Two years after the Daily Sketch published Wettern’s thoughts on the subject, local fears that the abandoned SS Richard Montgomery might actually threaten far worse than broken windows were inflamed by a long feature article written by David Lampe, allegedly after “many months of difficult, painstaking research”, and published in Wide World magazine in October 1964.3 On Lampe’s pages, the Daily Sketch’s “problem ship” became “the Doomsday Ship”, laden with bombs weighing “more than seven million pounds” that were still “very much alive” and capable, as Lampe announced, introducing a phrase that would be much repeated over the years to come, of causing “the most catastrophic non-nuclear explosion in history”. If the Richard Montgomery went up, as was considered entirely possible, there would be a “heavy fall of shrapnel on towns inhabited by 375,000 people and Sheerness, which was closest of all, would be wiped from the map: “every building and every thing — as well as all the 14,000 people who live in that town — would be destroyed.

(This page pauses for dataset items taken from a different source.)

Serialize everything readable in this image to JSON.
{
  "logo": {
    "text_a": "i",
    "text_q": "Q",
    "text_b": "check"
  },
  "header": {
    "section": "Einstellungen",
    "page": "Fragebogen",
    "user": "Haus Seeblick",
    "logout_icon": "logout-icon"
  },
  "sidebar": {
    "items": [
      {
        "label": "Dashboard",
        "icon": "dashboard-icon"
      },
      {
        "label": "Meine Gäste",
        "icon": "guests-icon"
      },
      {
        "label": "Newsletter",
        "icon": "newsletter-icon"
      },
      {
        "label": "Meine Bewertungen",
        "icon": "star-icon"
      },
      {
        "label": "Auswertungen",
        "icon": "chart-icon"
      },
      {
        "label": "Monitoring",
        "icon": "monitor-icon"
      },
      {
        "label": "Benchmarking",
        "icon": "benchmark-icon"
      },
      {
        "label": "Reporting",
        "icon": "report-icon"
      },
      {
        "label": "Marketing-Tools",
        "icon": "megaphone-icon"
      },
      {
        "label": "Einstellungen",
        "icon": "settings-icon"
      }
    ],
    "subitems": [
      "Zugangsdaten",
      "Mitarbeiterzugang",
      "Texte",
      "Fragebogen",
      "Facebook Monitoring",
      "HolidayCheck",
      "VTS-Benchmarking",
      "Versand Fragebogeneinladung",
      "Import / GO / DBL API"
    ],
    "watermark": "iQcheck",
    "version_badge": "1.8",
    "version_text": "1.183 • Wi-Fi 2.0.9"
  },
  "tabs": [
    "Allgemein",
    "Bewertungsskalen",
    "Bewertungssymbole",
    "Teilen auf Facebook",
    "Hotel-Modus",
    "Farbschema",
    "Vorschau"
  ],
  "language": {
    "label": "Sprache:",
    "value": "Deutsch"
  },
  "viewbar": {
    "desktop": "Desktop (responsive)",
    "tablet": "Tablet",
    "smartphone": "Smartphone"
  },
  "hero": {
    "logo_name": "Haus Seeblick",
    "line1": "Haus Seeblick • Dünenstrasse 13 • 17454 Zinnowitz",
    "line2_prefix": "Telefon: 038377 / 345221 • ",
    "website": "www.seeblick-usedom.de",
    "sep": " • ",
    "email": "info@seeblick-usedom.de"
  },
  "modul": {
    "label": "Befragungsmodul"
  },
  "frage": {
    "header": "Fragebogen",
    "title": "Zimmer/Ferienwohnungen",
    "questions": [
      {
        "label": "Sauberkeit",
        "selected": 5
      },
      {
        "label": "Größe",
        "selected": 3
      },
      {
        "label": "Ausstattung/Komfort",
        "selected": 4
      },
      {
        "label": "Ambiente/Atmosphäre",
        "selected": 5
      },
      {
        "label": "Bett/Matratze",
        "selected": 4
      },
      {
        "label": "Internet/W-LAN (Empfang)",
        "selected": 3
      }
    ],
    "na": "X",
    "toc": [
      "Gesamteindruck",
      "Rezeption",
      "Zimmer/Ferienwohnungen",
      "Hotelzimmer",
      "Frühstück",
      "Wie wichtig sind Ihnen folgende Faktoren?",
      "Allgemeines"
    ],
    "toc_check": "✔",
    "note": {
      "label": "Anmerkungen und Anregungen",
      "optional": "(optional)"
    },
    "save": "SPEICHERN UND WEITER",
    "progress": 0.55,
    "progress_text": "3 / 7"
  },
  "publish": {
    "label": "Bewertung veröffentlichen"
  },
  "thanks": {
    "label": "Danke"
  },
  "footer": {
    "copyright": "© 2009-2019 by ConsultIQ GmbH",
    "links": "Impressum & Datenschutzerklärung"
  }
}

A tidal wave would inevitably follow the big blast — to wash away the last traces of the sorry debris that was Sheerness”. By the time David Lampe had finished with it, the SS Richard Montgomery promised an apocalyptic day of reckoning to rival anything imagined by the most zealous of Sheerness’s chapelgoers.
Wide World’s view of Sheerness.
In the absence of a full and available official account of the situation, it may not be surprising that Lampe’s reconstruction of the stranding of the Richard Montgomery was very far from accurate — not least in the suggestion that the sinking of the ship, which was actually caused by the splitting of the hull (“welded not riveted”, as Johnson would correctly point out), was the fault of the British stevedores, wrongly alleged to have been unloading the stranded vessel at the approach of a storm, and to have left its holds open when hastily abandoning it. Other statements may be truer relays from local memory of the time. It was Lampe who captured Sheerness’s recollection of the American who was said to have come over to Sheerness shortly after the war to inspect the bomb ship for a US salvage firm and then to have fled, never to return. He was also informed about a Dutch company, which considered the job in 1951, but pulled out after its man suggested — before he too scarpered — that the best solution might be to suck the sand out from under the wreck to encourage it to “sink into the ooze” more quickly. Viscount Linley, who was by then the Chairman of the Port of London Authority, had also bought the Admiralty line that the Richard Montgomery — which had become “How shall I say? A well-known landmark on the Thames” — would eventually “sink harmlessly into the mud”.